Inhibition of the Human Neuronal Sodium Channel Nav1.9 by Arachidonyl-2-Chloroethylamide, An Analogue of Anandamide in a hNav1.9/rNav1.4 Chimera, An Experimental and in Silico Study

Abstract

Cannabinoids regulate analgesia, which has aroused much interest in identifying new pharmacological therapies in the management of refractory pain. Voltage-gated Na+ channels (Navs) play an important role in inflammatory and neuropathic pain. In particular, Nav1.9 is involved in nociception and the understanding of its pharmacology has lagged behind because it is difficult to express in heterologous systems. Here, we utilized the chimeric channel hNav1.9_C4, that comprises the extracellular and transmembrane domains of hNav1.9, co-expressed with the ß1 subunit on CHO-K1 cells to characterize the electrophysiological effects of ACEA, a synthetic surrogate of the endogenous cannabinoid anandamide. ACEA induced a tonic block, decelerated the fast inactivation, markedly shifted steady-state inactivation in the hyperpolarized direction, decreasing the window current and showed use-dependent block, with a high affinity for the inactivated state (ki = 0.84 µM). Thus, we argue that ACEA possess a local anaesthetic-like profile.
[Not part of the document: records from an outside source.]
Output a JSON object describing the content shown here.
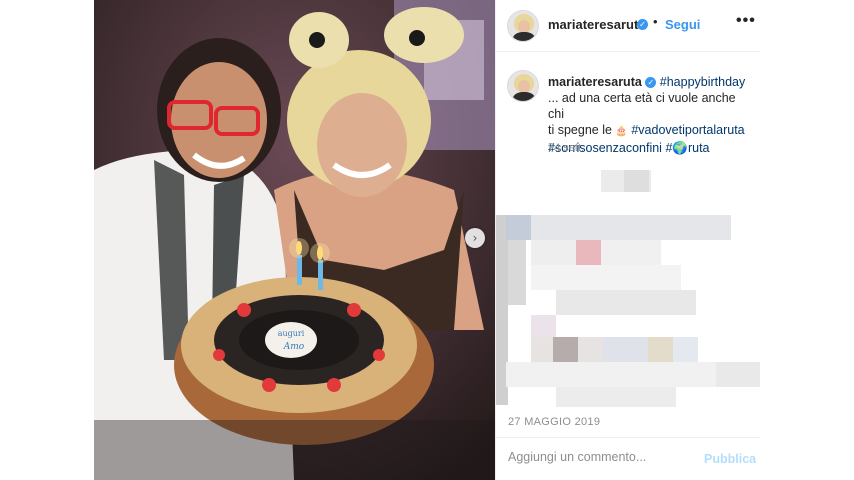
{
  "post": {
    "username": "mariateresaruta",
    "verified_mark": "✓",
    "separator": "•",
    "follow_label": "Segui",
    "more_label": "•••",
    "next_label": "›"
  },
  "caption": {
    "username": "mariateresaruta",
    "hashtag_1": "#happybirthday",
    "line_1": "... ad una certa età ci vuole anche chi",
    "line_2_prefix": "ti spegne le",
    "cake_emoji": "🎂",
    "hashtag_2": "#vadovetiportalaruta",
    "hashtag_3": "#sorrisosenzaconfini",
    "hashtag_4": "#🌍ruta",
    "time_ago": "74 sett."
  },
  "footer": {
    "date": "27 MAGGIO 2019",
    "comment_placeholder": "Aggiungi un commento...",
    "publish_label": "Pubblica"
  },
  "photo": {
    "cake_sign_line_1": "auguri",
    "cake_sign_line_2": "Amo"
  },
  "colors": {
    "accent_blue": "#3897f0",
    "publish_disabled": "#b2dffc",
    "hashtag": "#00376b",
    "muted_text": "#8e8e8e"
  },
  "icons": [
    "verified-badge-icon",
    "more-options-icon",
    "next-arrow-icon"
  ]
}
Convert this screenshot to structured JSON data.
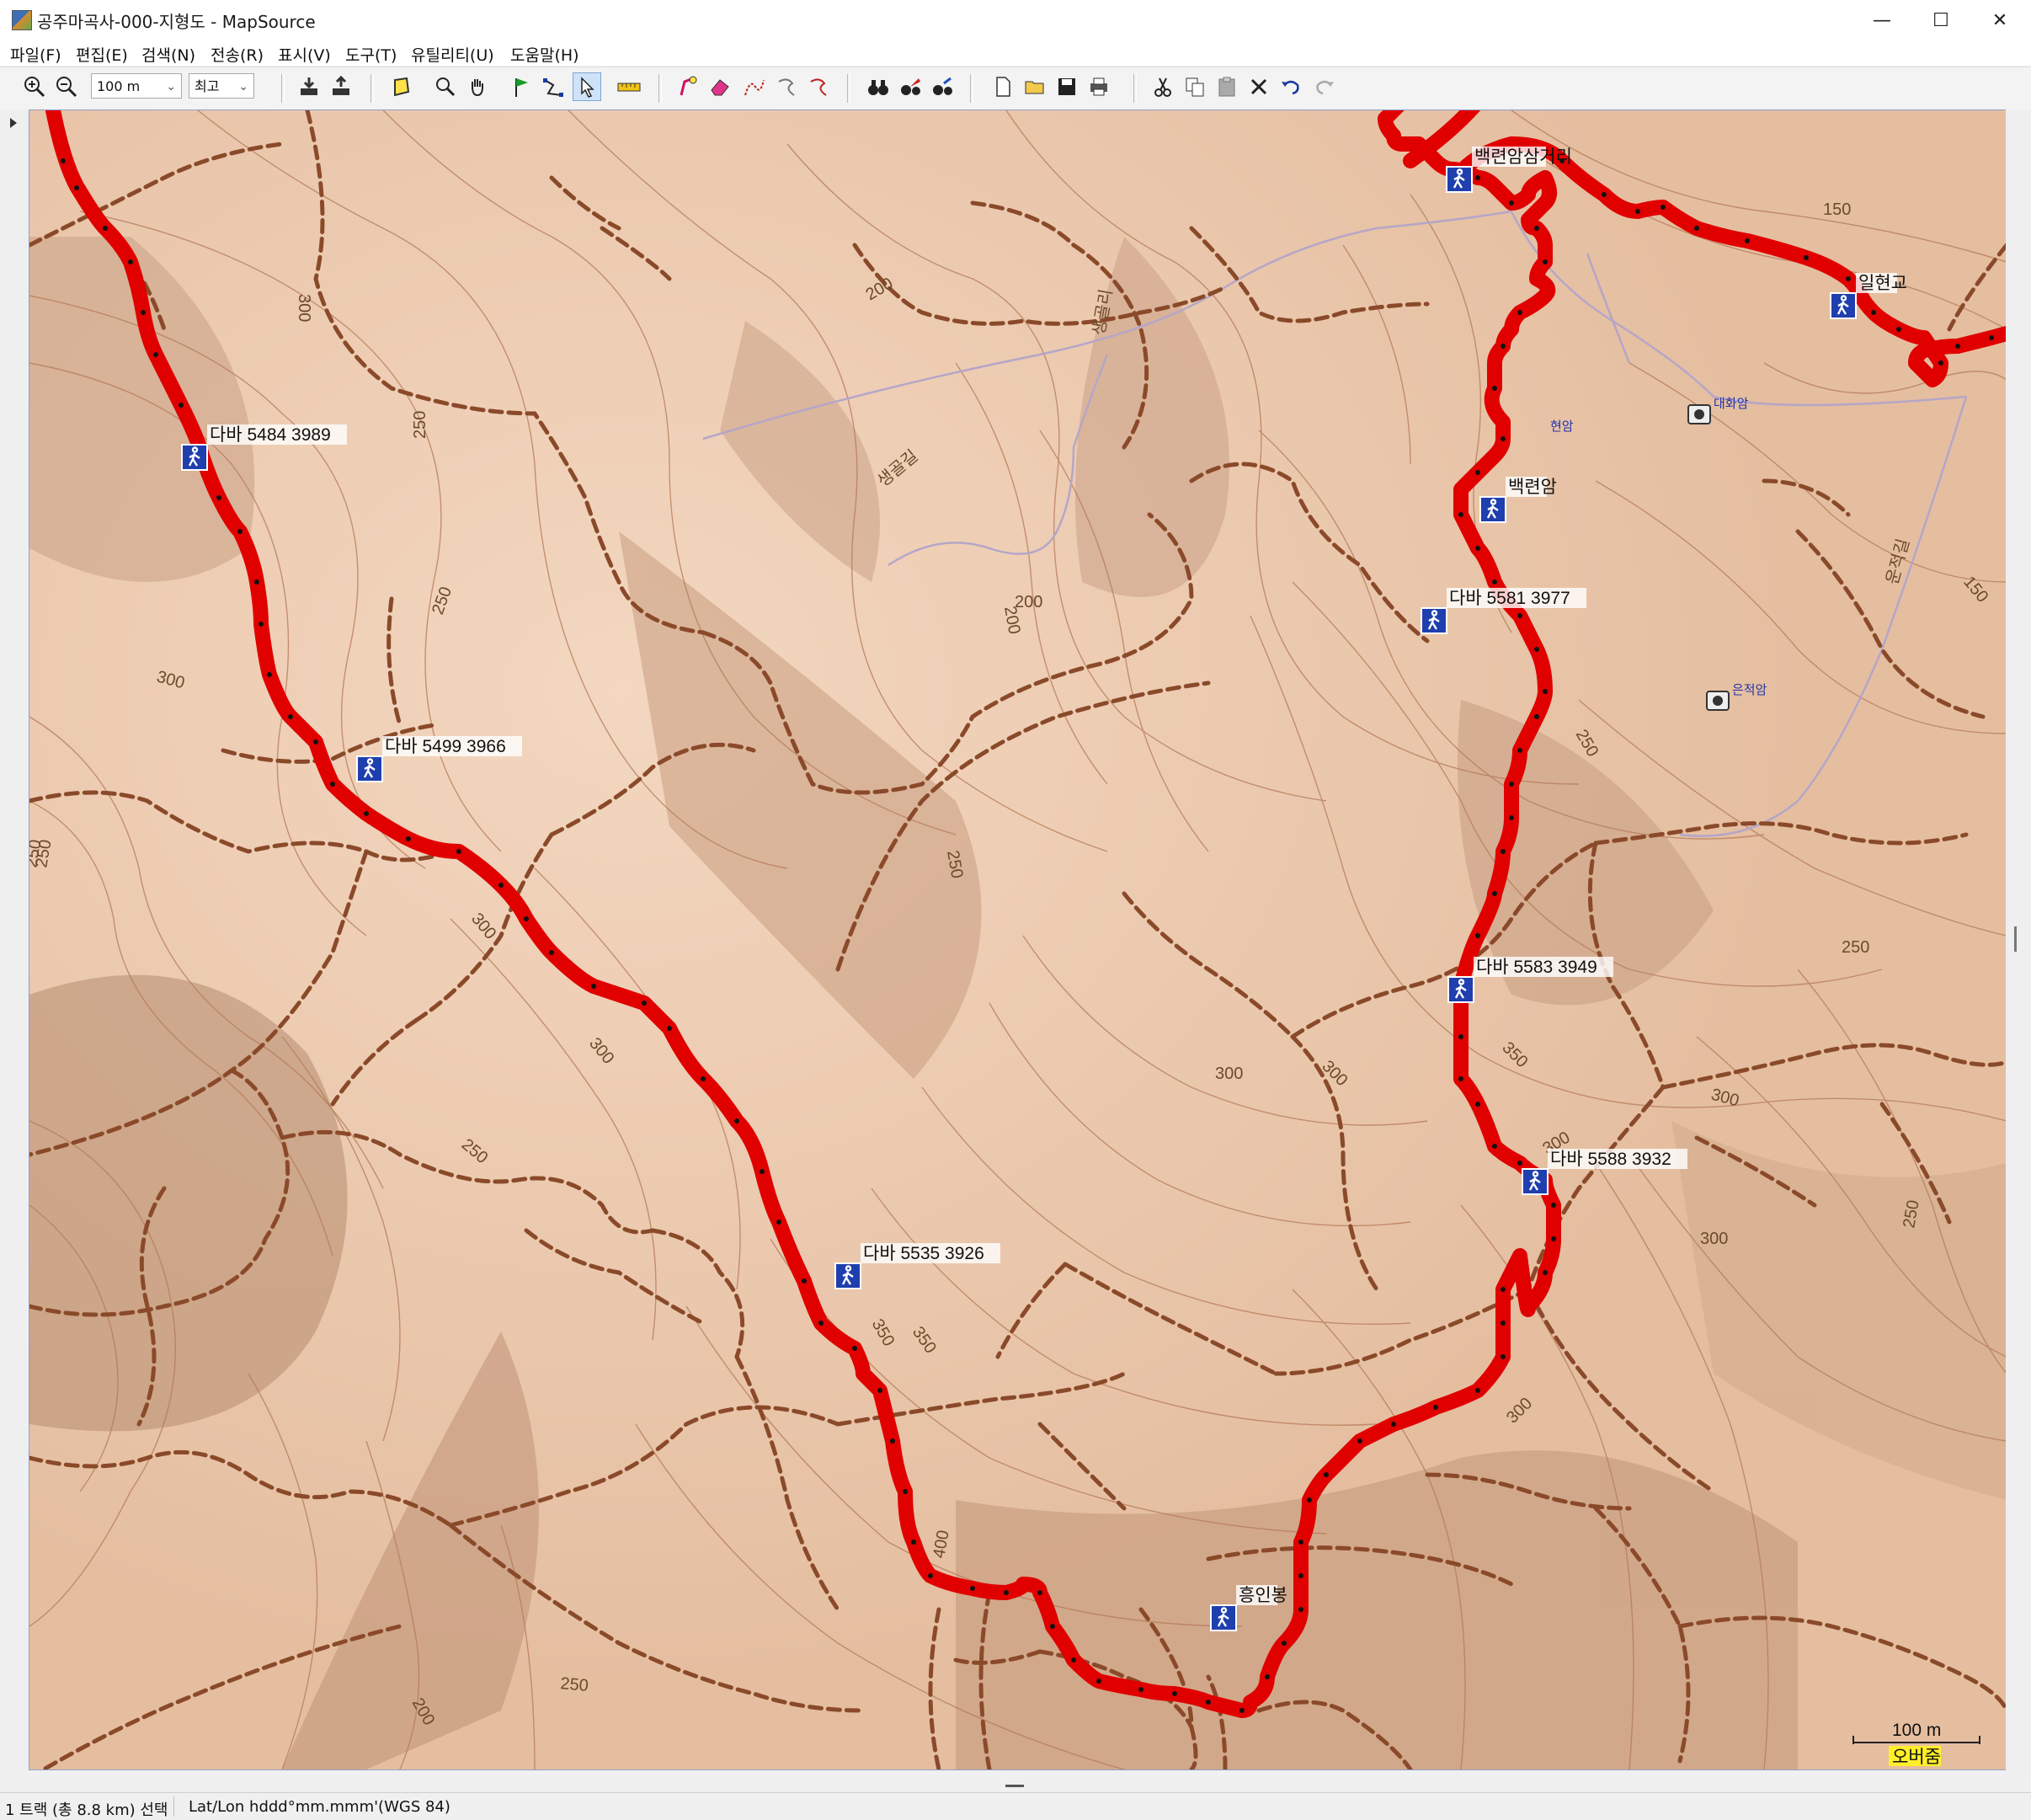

To provide a mechanistic understanding of its mode of action at the molecular level, we combined induced fit docking with Monte Carlo simulations and electrostatic complementarity. In agreement with the experimental evidence, our computer simulations revealed that ACEA binds Tyr1599 of the local anaesthetics binding site of the hNav1.9, contacting residues that bind cannabinol (CBD) in the NavMs channel. ACEA adopted a conformation remarkably similar to the crystallographic conformation of anandamide on a non-homologous protein, obstructing the Na+ permeation pathway below the selectivity filter to occupy a highly conserved binding pocket at the intracellular side. These results describe a mechanism of action, possibly involved in cannabinoid analgesia.